I've just fired up my new semi-homemade smoker with a Bradley Smoke Generator and am having a couple of issues:

1.  Smoke is backfeeding through the unit itself, with very little going into the smoke box.  I assume the cause of this is insufficient ventilation of the smoke box -I have only two 1 1/4" vent holes at the front of the box near the top.  Can anyone tell me how much ventilation I need to get sufficient drafting?  Or if possibly I have other issues?  Do I need to seal the gap (about 1/8") between the SG and the wall of the smoke box?

2.  My heat source is a gas burner, and using a water-filled pan to catch the biscuits quickly creates a steam cabinent, not an ideal way to barbeque!  Is the water tray really necessary?  If so, does anyone have any suggestions for keeping the steam level down?

Thanks for your help,
Jeff

car54

Welcome Jeff,

If you are getting steam that means that you are probably running too hot and may have something to do with the smoke back feeding. How close is the burner to the water bowl? The vent wholes seem okay but how big is the smoker?

Brad

whitetailfan

I too wonder how close your burner is to the water pan.  Can you move the burner further away without difficulty?

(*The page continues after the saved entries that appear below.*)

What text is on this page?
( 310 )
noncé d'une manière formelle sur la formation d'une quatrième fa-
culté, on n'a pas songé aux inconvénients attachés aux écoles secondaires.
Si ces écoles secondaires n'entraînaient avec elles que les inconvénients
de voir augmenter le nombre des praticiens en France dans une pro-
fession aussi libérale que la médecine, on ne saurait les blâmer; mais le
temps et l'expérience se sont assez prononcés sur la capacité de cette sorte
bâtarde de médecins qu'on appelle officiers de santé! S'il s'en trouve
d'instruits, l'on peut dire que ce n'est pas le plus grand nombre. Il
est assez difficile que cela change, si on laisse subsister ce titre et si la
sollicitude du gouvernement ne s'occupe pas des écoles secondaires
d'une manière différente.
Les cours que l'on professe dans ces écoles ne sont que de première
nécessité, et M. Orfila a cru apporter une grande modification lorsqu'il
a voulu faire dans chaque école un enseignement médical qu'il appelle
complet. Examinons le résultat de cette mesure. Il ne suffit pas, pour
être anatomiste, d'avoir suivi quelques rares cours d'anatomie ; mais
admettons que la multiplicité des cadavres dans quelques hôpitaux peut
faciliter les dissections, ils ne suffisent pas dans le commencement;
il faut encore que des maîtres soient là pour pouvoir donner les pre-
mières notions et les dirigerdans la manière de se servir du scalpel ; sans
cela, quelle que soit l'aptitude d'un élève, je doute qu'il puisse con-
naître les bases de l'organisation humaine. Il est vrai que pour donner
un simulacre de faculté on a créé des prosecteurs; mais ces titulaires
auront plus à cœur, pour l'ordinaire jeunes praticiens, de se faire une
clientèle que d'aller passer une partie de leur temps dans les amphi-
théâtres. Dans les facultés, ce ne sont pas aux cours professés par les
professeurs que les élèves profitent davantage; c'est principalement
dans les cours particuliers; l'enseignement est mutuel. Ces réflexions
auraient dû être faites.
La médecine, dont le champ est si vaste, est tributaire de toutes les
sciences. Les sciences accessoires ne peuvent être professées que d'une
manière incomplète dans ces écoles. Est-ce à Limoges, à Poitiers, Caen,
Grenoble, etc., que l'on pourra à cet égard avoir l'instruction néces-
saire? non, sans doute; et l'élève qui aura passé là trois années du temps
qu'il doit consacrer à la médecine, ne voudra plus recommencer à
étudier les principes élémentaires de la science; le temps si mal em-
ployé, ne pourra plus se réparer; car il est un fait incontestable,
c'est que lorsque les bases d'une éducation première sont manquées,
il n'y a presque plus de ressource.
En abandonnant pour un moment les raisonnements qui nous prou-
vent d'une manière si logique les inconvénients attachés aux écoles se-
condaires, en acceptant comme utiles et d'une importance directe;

From what I know about the smoke gen, it comes with an adapter to mount onto your cabinet and then the smoke gen should slip onto two knobs to hang in place.  If you have this mounted correctly, I would not mess with it.

Your vents are on the front of the unit - you may want to look at punching a hole in the top of your cabinet.  A production model Bradley has a vent in the top I will try to describe.  Picture about a 4 inch circle.  That circle is a pizza with every second piece missing.  Our vent control is the same size pizza (that rotates) so that you can exactly cover all the missing pieces of the pizza, or match the same design so that all the pizza holes are wide open, or anywhere in between.  Kind of like setting 2 floor drains on top of each other so you can open or block all the holes any amount.

If you cant find anything similar to buy, you could use a tin can lid or round piece of steel and screw down one edge so you can spin it open or closed to control heat and moisture.

Kind of rambled on there, but I hope you get the picture.  Hope that helps, good luck.

ps - yes the water bowl is necessary to extinguish the spent pucks.